SLAAEH2A December 2023 – June 2024 TAA5212 , TAC5111 , TAC5112 , TAC5211 , TAC5212 , TAD5112 , TAD5212
Figure 3-3 is a block diagram for this use case with PASI and SASI mapping. PASI is running at 48 KHz and SASI is at 16 KHz. In this use case the analog (MIC) input sampled at main Fs and down-sampled with SRC to a lower rate for SASI TX. The PASI TX is available as well at 48 KHz. On the DAC side, SASI RX data can mix with PASI RX data prior to DAC output (Speaker).
The Audio Precision APx555 configurations for PASI and SASI are shown below.

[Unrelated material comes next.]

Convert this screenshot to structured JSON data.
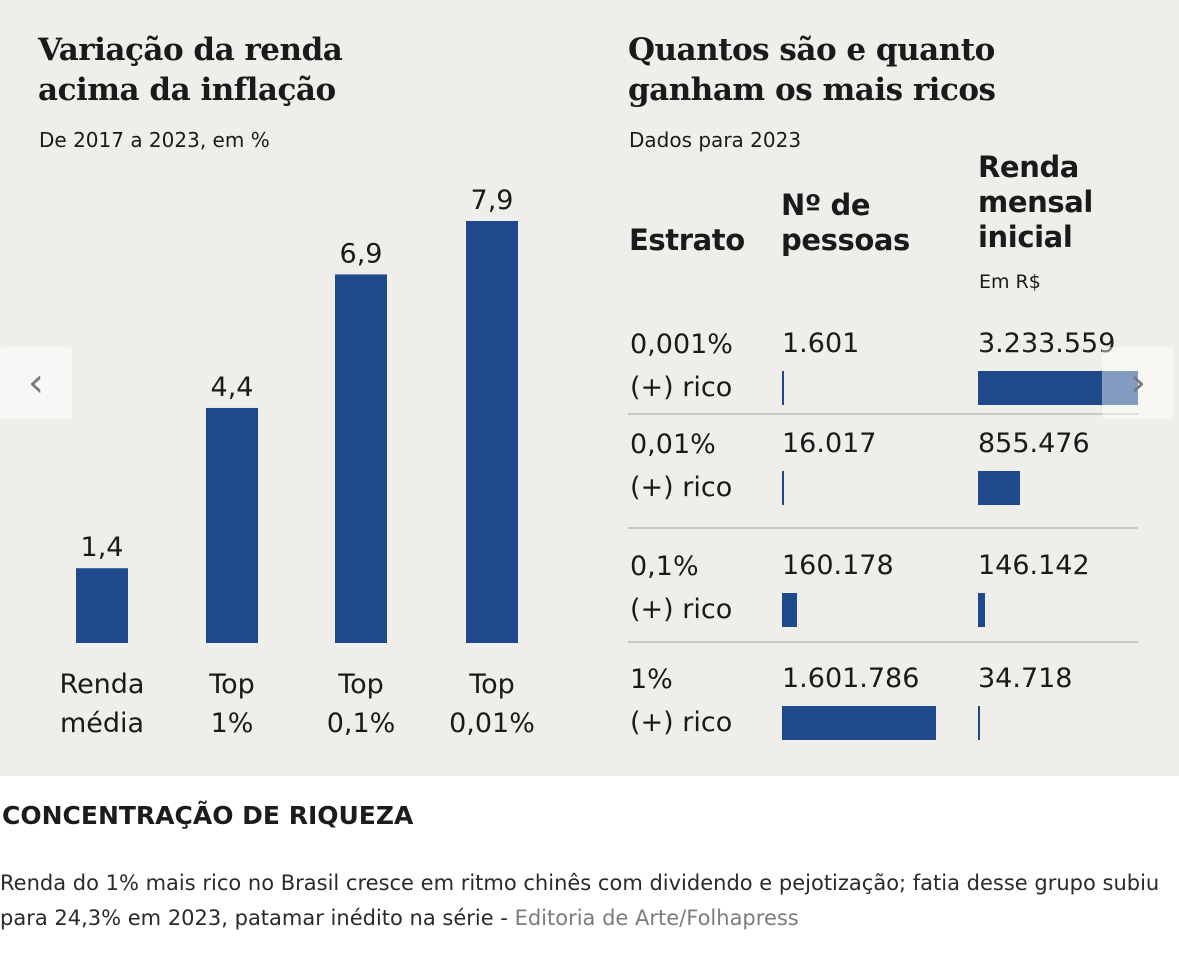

In this test case mixer coefficients are kept to its default (full-sacle) and the input levels are adjusted as not to exceed the maximum allowed level for example -6dBrG instead of 0dBrG.
PASI APx555: Generator: Analog Output (MIC)∶ 1KHz Sine, -6 dBrG (0dBrG = 2Vrms) Analyzer: Input 1∶ Digital audio for PASI Tx with Fs = 48 KHz, TDM, 32 bit depth Input 2∶ Analog input from DAC output (Speaker) SASI APx555: Generator: Digital Output∶ 750Hz Sine, -6 dBFS Analyzer: Input 1∶ Digital audio for SASI Tx with Fs = 16 KHz, TDM, 32 bit depth |
##### PASI higher rate, default SRC Mode Testing ######
# Target Mode, TDM, 32-bit
# Primary and Secondary ASI, multiple of 48KHz Sampling
# GPIO2=Secondary FSYNC, GPIO1=Secondary BCLK, GPI1=Secondary DIN, GPO1=Secondary DOUT for 4x4
#
w a0 00 00 # Set page 0
w a0 01 01 # Software Reset
w a0 02 09 # Wake up with AVDD > 2v and all VDDIO level
w a0 0a 10 # GPIO1 as input
w a0 0b 10 # GPIO2 as input
w a0 0d 02 # GPI1 as input
w a0 0c 71 # GPO1 as Secondary DOUT
w a0 11 a2 # Enable PASI DIN and Set GPI2A as Secondary FSYNC and GPIO1 as Secondary BCLK
w a0 12 60 # Set GPI1A as Secondary DIN
w a0 18 00 # Enable both Primary and Secondary ASI as independent
w a0 34 40 # PASI BCLK is the input clock source
w a0 19 00 # 1 data input and 1 data output for PASI and SASI
w a0 1a 30 # PASI TDM, 32 bit format
w a0 1e 20 # PASI DOUT Ch1 on TDM slot 0
w a0 1f 21 # PASI DOUT Ch2 on TDM slot 1
w a0 28 20 # PASI DIN Ch1 on TDM slot 0
w a0 29 21 # PASI DIN Ch2 on TDM slot 1
w a0 00 03 # Set page 3
w a0 1a 30 # SASI TDM, 32 bit format
w a0 1e 20 # SASI DOUT Ch1 on TDM slot 0
w a0 1f 21 # SASI DOUT Ch2 on TDM slot 1
w a0 28 20 # SASI DIN Ch1 on TDM slot 0
w a0 29 21 # SASI DIN Ch2 on TDM slot 1
w a0 00 01 # Set page 1
w a0 17 00 # Default SR-Converter with auto-detect
w a0 18 00 # auto m:n ratio
w a0 2c 80 # Enable DAC ASI Mixer
w a0 00 00 # Set page 0
w a0 50 00 # ADC Ch1 diff input, 5KOhm, 2Vrms ac-coupled, audio band
w a0 55 00 # ADC Ch2 diff input, 5KOhm, 2Vrms ac-coupled, audio band
w a0 64 20 # Configure OUT1P/M as differential from DAC1
w a0 65 20 # Configure OUT1P LINEOUT 0dB audio band
w a0 66 20 # Configure OUT1M LINEOUT 0dB 2Vrms Differential
w a0 6b 20 # Configure OUT2P/M as differential from DAC2
w a0 6c 20 # Configure OUT2P LINEOUT 0dB audio band
w a0 6d 20 # Configure OUT2M LINEOUT 0dB 2Vrms Differential
w a0 76 cc # Enable Input and Output Ch1 and Ch2
w a0 78 e0 # Power up ADC, DAC and MICBIAS
The following plots show the results of the ADC output at SASI TX after SRC. The frequency response (FFT) ends at 8 KHz (Fs/2 of SASI rate of 16 KHz) as expected.
On Speaker output, the tone captured is the SASI RX tone of 750 Hz after SRC. PASI RX tone is muted in this case.
Figure 3-4 shows SASI TX 1 KHz tone from MIC input after SRC.
Figure 3-5 shows 750 Hz tone from SASI RX after SRC, PASI RX tone is muted.